ESPEJO INFINITO

La tiranía del yo

Selfie. “Es un ladrillo más en la construcción de una prisión”. Foto: shutterstock

En el teatro narcisista de la sociedad contemporánea, el yo se ha convertido en el único actor sobre el escenario. Todo lo demás –el otro, el mundo, el misterio– fue relegado a la condición de mero decorado para el interminable monólogo del ego. Así, la hipertrofia del yo no es un simple accidente cultural, sino el síntoma de una profunda enfermedad del espíritu.

De hecho, el narcisismo digital ha creado una nueva forma de solipsismo. Las redes sociales no son ventanas hacia el mundo, sino espejos infinitamente multiplicados donde el yo se contempla a sí mismo en una sucesión sin fin. Cada ‘selfie’, cada actualización de estado, cada tuit, es un ladrillo más en la construcción de una prisión transparente que confundimos con libertad.

En este escenario, la erosión del otro es total. En la economía libidinal del presente, el otro solo existe como audiencia, como testigo mudo de nuestra auto-representación perpetua. El amor mismo se marchita pues requiere distancia, alteridad, la capacidad de reconocer lo irreductiblemente otro. Pero en el régimen disciplinario del yo total, la distancia colapsa en una proximidad asfixiante.

Del mismo modo, la narrativa personal se ha convertido en la única narrativa posible. Toda experiencia debe ser procesada a través del filtro del yo, transformada en contenido para el consumo social.
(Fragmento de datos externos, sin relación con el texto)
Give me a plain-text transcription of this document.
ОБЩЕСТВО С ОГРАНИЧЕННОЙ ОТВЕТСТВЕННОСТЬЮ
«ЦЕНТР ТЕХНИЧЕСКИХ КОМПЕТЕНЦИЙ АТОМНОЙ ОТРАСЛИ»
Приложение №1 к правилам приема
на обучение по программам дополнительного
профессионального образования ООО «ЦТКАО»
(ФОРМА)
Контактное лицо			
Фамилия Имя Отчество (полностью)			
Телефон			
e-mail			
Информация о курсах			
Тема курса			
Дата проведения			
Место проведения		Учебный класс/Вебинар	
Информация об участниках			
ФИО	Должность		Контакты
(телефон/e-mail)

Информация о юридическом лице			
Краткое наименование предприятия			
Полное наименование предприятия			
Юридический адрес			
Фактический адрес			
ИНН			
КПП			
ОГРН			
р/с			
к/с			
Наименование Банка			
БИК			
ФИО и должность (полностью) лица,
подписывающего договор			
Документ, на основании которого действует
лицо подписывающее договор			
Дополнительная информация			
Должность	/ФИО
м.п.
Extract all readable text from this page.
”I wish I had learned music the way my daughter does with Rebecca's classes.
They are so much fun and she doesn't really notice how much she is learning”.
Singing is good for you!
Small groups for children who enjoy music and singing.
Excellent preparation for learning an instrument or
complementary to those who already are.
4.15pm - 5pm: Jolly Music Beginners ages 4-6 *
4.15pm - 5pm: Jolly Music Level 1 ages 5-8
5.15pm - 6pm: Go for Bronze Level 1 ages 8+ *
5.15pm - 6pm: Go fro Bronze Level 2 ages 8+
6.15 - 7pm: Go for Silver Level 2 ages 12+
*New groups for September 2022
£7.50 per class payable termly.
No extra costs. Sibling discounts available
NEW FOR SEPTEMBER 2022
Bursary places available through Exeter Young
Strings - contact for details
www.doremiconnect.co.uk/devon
Los antiguos rituales colectivos son reemplazados por rituales de autodocumentación. No vivimos las experiencias: las acumulamos como capital social en la economía de la atención.

Además, el culto al yo ha generado una nueva forma de pobreza espiritual. Como Narciso, estamos tan absortos en nuestra propia imagen que el mundo se desvanece. La contemplación, que requiere la capacidad de olvidarse de uno mismo, se vuelve imposible. El yo hipertrofiado proyecta su sombra sobre toda experiencia, eclipsando la posibilidad del asombro.

La autenticidad, paradójicamente, es la primera víctima de esta obsesión por el yo. Cuanto más intentamos “ser nosotros mismos”, más nos alejamos de cualquier forma genuina de ser. La autenticidad se convierte en una performance más, un producto cuidadosamente curado para el consumo social. El yo auténtico se pierde en el laberinto de sus propias representaciones.

Y hasta la política misma sucumbe a esta lógica narcisista. Los grandes relatos colectivos se fragmentan en millones de micronarrativas personales. La indignación se convierte en un medio de autoexpresión, el activismo en una forma de personal branding y la posibilidad de una verdadera acción política colectiva se disuelve en el ácido de ese individualismo radical al que hace referencia el pensador francés Eric Sadin.

La salvación, si existe, debe venir de un redescubrimiento del olvido de sí. Necesitamos nuevas prácticas de desaparición, nuevas formas de anonimato. El silencio, la ausencia, la capacidad de no dejar huella: éstas podrían ser las virtudes cardinales de una nueva ética de la resistencia.

La verdadera revolución de nuestro tiempo sería aprender nuevamente a desaparecer, a ser nadie, a existir sin la compulsión de la autodocumentación perpetua. Solo en la negación del yo podríamos, paradójicamente, encontrar una forma más auténtica de ser.

En el desierto narcisista del presente, debemos cultivar nuevos oasis de olvido, espacios donde el yo pueda disolverse en algo más grande que sí mismo: el arte, el pensamiento, el amor, la contemplación, para así poder escapar de la prisión transparente que hemos construido con nuestros propios reflejos.

*Profesor de Ética de la comunicación de la Escuela de Posgrados en Comunicación en la Universidad Austral.